Legal matter management or matter management refers to activities involved in managing all aspects of the corporate legal practice ("matters").  Matter management is distinguished from case management, in that case management is generally considered to refer to law firm related activities ("cases").  Matter management software systems serve a variety of functions including conflict and ethics control, accurate matter opening, day-to-day matter work, business intelligence, and marketing.  This includes the tracking of such items as the attorneys and other workers on the case, type of legal work, industry of the client, witnesses, judges, Courts, opposing counsel, issues, documents, budgets and invoices associated with each particular legal matter.

Corporations can use matter legal matter management software and systems to manage both their in-house counsel staffs as well as their outside counsel law firms and non-law firm legal service providers who work on legal matters on the corporation's behalf (i.e., expert witnesses, court reporters, copy services, etc.). Law firms might use matter management to organize information about documents and email, time worked or billed, people inside and outside the firm associated with case, deadlines and dockets, and much more.
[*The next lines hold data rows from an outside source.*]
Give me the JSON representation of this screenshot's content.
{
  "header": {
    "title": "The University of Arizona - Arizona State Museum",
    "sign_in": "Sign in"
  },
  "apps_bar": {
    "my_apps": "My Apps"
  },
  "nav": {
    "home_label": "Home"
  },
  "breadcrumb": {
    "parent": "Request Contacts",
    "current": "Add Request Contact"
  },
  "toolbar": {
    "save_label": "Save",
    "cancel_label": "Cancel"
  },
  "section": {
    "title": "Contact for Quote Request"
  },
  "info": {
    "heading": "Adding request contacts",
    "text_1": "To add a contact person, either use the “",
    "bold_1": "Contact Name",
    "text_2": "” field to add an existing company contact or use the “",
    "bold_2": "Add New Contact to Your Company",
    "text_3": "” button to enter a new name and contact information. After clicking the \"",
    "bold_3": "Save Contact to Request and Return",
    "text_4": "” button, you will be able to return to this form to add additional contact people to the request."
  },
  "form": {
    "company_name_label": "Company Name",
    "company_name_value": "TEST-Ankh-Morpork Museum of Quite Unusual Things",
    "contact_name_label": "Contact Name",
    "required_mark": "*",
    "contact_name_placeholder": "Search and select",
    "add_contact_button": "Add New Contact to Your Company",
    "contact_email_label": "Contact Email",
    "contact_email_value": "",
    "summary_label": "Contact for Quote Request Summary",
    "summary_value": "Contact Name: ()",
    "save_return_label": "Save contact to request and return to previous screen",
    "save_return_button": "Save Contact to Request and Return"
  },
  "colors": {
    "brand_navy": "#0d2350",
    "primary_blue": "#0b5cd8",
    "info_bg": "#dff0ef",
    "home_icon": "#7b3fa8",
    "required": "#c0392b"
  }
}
Matter management systems can provide excellent communication and collaboration platforms to organize and distribute information, although new web-based collaboration tools are beginning to reduce the need for matter management systems as collaboration tools.  Matter-centric collaboration tools may be the next step.
  
As these systems entail the processing and storage of confidential corporate and insurance carrier financial data, sensitive claims information, and privileged legal matter data, major considerations in the deployment of these systems are: availability of matter-level security, ability to handle ethical walls, the level of customization the software offers, whether the software can be installed "behind corporate security and firewalls" or if the software is only hosted as an Internet-based ASP application and whether or not the deployment methodology meets Sarbanes-Oxley and HIPAA security and audit compliance mandates.

Legal project management is a form of matter management that leverages the standards and practices of professional project management to more effectively manage legal matters or specific phases of a legal matter (e.g., legal-discovery projects).